2. NICU is where little ones who are born prematurely need to be, but it can be difficult on parents when mom goes home before the kids. Remorse is natural. However, it is also fine for parents to get a good night’s rest, enjoy a healing bath and have a decent meal. Dropping the guilt factor is important so that mom and dad can give their best to their miniature bundles.

3. Get to know the nurse, doctors and residents caring for the babies. These people are especially trained to deal with whatever situation parents of preemies are facing. They can give a world of insight, peace of mind and tips for bonding with and caring for premature babies.

4. Although parents may not be able to hold their newborn immediately, they are often allowed to touch. Talking to them and soothing them whenever possible helps the family feel more connected.

5. Moms who want to breastfeed do not need to give up this option just because of a NICU stay. Get a good quality pump and take breast milk to the hospital so that it can be given to baby. Mother’s milk has many great nutrients that are good for all babies, including those who are unable to nurse right away.

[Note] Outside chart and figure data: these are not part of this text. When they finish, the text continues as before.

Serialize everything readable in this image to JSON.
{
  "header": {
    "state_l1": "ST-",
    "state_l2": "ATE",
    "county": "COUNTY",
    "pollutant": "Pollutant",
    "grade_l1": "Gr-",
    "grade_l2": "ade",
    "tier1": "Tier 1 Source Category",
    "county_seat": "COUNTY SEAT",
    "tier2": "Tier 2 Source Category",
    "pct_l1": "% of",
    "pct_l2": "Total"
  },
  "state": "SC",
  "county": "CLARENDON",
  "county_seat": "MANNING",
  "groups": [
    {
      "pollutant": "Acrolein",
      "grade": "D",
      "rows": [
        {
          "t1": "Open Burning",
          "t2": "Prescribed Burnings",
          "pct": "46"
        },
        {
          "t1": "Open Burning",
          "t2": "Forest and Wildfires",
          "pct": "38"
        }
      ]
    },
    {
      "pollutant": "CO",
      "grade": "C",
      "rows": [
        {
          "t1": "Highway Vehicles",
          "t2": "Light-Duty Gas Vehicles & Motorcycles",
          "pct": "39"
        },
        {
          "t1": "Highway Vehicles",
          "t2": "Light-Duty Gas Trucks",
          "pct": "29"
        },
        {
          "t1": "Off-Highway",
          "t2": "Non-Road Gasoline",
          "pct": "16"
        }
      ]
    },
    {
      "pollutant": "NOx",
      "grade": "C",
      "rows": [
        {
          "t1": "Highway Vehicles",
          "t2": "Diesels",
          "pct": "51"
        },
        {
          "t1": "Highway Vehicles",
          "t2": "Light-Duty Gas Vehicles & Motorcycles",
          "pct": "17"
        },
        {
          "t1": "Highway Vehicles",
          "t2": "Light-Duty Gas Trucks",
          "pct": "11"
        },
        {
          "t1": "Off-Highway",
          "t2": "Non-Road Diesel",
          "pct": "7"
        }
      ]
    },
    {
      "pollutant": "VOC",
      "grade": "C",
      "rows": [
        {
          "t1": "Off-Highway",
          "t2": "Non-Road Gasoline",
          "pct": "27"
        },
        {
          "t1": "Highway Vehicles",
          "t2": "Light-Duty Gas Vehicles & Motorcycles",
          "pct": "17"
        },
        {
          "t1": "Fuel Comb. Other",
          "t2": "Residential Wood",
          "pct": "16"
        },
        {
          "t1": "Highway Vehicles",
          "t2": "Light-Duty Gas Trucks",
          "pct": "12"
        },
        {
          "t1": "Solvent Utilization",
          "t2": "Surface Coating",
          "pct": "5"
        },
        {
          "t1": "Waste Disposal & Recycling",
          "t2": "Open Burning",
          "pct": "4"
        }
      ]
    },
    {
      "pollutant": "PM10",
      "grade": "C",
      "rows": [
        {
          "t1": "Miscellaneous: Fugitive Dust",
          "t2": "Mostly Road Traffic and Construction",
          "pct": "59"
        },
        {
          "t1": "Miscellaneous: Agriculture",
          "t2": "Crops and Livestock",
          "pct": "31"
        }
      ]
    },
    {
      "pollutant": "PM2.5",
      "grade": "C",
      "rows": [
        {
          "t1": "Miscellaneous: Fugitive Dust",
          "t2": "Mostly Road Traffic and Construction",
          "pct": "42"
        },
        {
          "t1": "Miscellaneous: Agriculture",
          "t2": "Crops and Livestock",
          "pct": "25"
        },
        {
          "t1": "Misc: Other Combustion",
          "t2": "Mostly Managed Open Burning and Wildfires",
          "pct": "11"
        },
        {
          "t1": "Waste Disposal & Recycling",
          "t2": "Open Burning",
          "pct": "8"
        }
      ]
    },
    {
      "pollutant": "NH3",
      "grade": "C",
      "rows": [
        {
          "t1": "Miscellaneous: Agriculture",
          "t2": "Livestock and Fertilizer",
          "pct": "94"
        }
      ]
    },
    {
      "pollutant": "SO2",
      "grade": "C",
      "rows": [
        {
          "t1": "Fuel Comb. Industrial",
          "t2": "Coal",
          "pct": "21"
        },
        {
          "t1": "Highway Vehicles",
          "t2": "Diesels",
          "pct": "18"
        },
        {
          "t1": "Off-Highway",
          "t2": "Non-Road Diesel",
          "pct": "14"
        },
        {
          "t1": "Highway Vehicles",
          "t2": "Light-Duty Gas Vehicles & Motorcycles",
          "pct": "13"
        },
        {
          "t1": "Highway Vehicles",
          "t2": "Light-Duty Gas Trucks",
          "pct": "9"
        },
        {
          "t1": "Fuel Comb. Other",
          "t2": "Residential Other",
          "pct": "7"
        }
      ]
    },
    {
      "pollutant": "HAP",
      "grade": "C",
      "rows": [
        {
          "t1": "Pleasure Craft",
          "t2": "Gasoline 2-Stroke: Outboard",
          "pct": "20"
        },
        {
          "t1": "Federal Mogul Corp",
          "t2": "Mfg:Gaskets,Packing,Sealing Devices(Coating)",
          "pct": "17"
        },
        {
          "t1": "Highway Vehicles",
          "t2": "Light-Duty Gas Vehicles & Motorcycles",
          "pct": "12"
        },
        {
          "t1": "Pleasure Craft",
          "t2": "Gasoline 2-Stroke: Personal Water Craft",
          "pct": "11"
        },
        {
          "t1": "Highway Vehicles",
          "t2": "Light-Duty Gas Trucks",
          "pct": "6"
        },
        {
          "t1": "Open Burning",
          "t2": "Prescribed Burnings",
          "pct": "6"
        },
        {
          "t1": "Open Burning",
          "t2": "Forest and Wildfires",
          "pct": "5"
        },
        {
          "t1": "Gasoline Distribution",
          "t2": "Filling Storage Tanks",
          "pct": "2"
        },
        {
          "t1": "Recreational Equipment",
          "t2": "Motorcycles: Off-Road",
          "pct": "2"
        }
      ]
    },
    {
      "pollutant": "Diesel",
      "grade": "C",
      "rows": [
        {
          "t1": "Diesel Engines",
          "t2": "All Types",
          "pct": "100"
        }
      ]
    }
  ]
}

Eagerly expectant parents of twins know early on that the risks involved in a multiple pregnancy are far greater than those of singleton pregnancies. However, that does not mean there is doom just around the corner for these folks. At least half of twin births end splendidly and without complications. The other half, on the other hand, may have some obstacles that require support from a NICU. Although the time spent in a neonatal intensive care unit is unique to each child’s situation, being proactive about the possibility can make the situation a little less frightening for all involved.